In a classical vapor diffusion crystallization, the protein solution is mixed in a 1:1 ratio with the reservoir solution, containing one or more precipitant species, after which the two are placed in an enclosed chamber. As the vapor pressure is lower for the reservoir solution, due to its higher solute concentration, there is a net transfer of water through the vapor phase from the protein droplet to the reservoir. In theory, the initial conditions in the droplet are such that the protein is in either a metastable or undersaturated state with respect to crystal nucleation. The loss of water serves to both concentrate the protein and the precipitant concentrations within the drop, bringing the protein past the metastable point to nucleation. The equilibration rate is a function of the precipitant(s) used, their concentration, the temperature, the distance between the two surfaces, and the droplet to reservoir volume ratio. For a given reservoir volume smaller droplets equilibrate faster, the rate being inversely linear with the droplet volume. In attempts to maximize the number of crystallization trials, and as crystals in the 100 - 200 micro m size range are sufficient, it has currently become standard practice to use starting droplet volumes of 2 - 4 micro l, with reservoir volumes typically in the 200 to 500 micro l range.
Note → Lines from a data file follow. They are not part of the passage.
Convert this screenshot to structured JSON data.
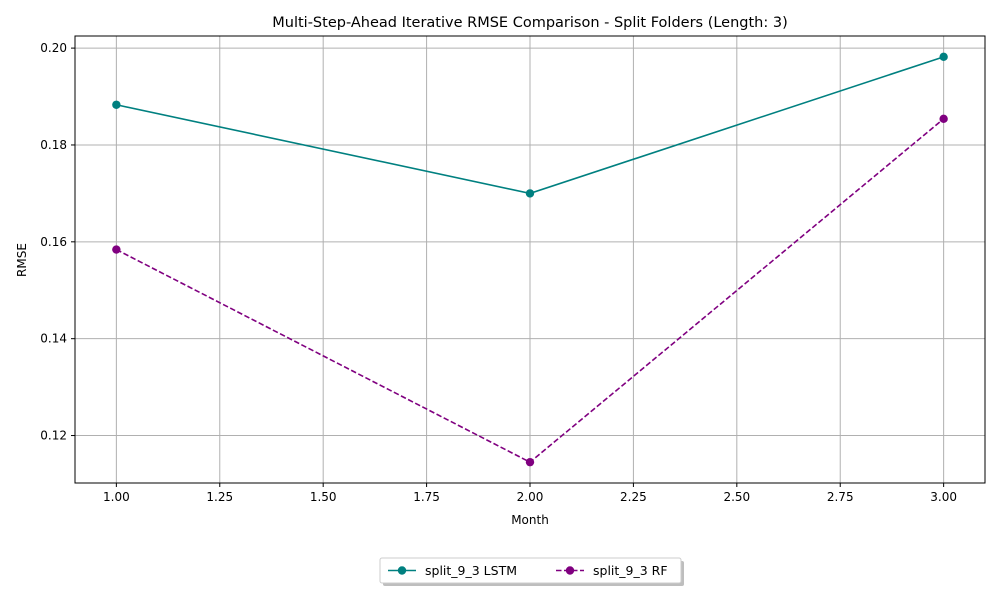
{
  "chart_data": {
    "type": "line",
    "title": "Multi-Step-Ahead Iterative RMSE Comparison - Split Folders (Length: 3)",
    "xlabel": "Month",
    "ylabel": "RMSE",
    "x": [
      1,
      2,
      3
    ],
    "xlim": [
      0.9,
      3.1
    ],
    "ylim": [
      0.1102,
      0.2025
    ],
    "xticks": [
      "1.00",
      "1.25",
      "1.50",
      "1.75",
      "2.00",
      "2.25",
      "2.50",
      "2.75",
      "3.00"
    ],
    "yticks": [
      "0.12",
      "0.14",
      "0.16",
      "0.18",
      "0.20"
    ],
    "grid": true,
    "legend_position": "bottom-center",
    "series": [
      {
        "name": "split_9_3 LSTM",
        "values": [
          0.1883,
          0.17,
          0.1982
        ],
        "color": "#008080",
        "line_style": "solid",
        "marker": "circle"
      },
      {
        "name": "split_9_3 RF",
        "values": [
          0.1584,
          0.1145,
          0.1854
        ],
        "color": "#800080",
        "line_style": "dashed",
        "marker": "circle"
      }
    ]
  }
}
The equilibration rates are maximized, and for most common salt concentrations and higher concentrations of polyethylene glycol (PEG) and 2-methyl-2,4-pentanediol (MPD) one can reasonably estimate that equilibration has occurred within 3 to 6 days at room temperature. Crystals appearing after this time are essentially grown under batch conditions. We experimentally find that altering the reservoir to droplet volume ratio, by changing the reservoir volume, from 50:1 (high ratio) to 5:1 (low ratio), on average increases the equilibration time by approximately 50 % when tested with solutions of 50% MPD, 1.5 M NaCl, or 30 % PEG 400. However, experiments with two proteins, chicken egg white lysozyme and concanavalin a, showed an unexpected trend of slightly faster nucleation and larger crystals in the lowest ratio experiments.